Introgression of the low browning trait from the wild Mexican species Solanum hjertingii into cultivated potato (S. tuberosum L.)

Internal discoloration of tubers resulting from impact damage (blackspot bruise) is a serious quality problem in potato production and utilization, reducing profits to growers and increasing costs for processors. Resistance to blackspot bruise has been identified in the wild species Solanum hjertingii and is therefore a potential germplasm resource for genetic resistance to this problem. A bridging cross between S. hjertingii and a cultivated diploid clone was used to produce a triploid hybrid population that exhibited very low tuber browning potential, indicating a dominant pattern of inheritance for this trait.
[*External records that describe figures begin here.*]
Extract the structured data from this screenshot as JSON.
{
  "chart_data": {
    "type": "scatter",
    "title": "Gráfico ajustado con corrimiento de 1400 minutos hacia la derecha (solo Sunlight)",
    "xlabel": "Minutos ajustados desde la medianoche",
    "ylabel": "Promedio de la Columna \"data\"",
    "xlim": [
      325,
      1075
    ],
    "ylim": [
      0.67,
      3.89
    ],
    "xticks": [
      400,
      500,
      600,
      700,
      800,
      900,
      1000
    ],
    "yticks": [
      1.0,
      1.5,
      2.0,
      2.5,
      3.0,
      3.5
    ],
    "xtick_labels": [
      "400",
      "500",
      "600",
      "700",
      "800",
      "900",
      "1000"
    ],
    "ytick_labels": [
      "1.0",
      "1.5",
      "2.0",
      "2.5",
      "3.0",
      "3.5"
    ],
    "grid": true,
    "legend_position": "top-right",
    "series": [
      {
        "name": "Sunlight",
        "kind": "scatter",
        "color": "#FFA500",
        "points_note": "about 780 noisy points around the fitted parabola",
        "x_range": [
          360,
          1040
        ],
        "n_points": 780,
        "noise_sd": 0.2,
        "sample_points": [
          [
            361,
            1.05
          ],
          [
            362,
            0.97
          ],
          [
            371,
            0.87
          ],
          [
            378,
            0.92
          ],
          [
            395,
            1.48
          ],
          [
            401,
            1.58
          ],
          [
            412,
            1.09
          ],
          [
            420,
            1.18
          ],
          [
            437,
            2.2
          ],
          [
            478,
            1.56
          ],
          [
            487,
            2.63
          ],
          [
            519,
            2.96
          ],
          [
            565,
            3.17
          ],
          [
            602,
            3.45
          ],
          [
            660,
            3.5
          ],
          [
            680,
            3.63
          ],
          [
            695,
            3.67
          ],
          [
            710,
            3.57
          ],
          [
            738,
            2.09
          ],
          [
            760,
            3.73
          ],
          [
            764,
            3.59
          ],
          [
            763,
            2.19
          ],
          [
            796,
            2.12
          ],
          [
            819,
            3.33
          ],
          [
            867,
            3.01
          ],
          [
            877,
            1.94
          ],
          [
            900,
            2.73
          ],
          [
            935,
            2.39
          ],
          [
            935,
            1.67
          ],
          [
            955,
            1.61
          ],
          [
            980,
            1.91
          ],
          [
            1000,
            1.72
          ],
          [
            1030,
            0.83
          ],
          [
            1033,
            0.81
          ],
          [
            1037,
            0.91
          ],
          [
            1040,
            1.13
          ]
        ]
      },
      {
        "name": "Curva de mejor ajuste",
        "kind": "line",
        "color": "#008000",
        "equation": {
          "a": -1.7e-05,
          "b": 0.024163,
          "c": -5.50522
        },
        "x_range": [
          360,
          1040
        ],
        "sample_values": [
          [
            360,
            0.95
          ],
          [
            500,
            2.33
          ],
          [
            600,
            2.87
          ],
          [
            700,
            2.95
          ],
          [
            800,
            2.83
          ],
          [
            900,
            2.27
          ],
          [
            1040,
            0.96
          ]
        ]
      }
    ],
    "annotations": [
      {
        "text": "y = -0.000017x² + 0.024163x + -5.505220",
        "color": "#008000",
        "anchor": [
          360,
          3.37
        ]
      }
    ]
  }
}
The triploid progeny were subjected to in vitrochromosome doubling and the resulting hexaploid clones were screened for browning potential. A hexaploid clone selected for low browning was reciprocally crossed with cultivated S. tuberosum cultivars exhibiting high susceptibility to blackspot bruise. Tubers obtained from the seed progeny of these 4x-6x crosses (hereafter referred to as the BC1 populations) were evaluated for browning potential and polyphenol oxidase (PPO) activity. Tubers from the BC1 populations displayed a very low potential for melanin production, while PPO activity was quite variable. The low Pearson correlation coefficient (r2 = 0.45), between browning potential and PPO activity suggests that the mechanism of blackspot bruise resistance derived from S. hjertingii cannot be explained simply as a reduction in the initial PPO activity. The expression of substantial resistance to browning and dominant expression pattern in these BC1 progeny indicate that utilizing genetic elements derived from S. hjertingii provides a robust approach for developing blackspot bruise resistant potato varieties.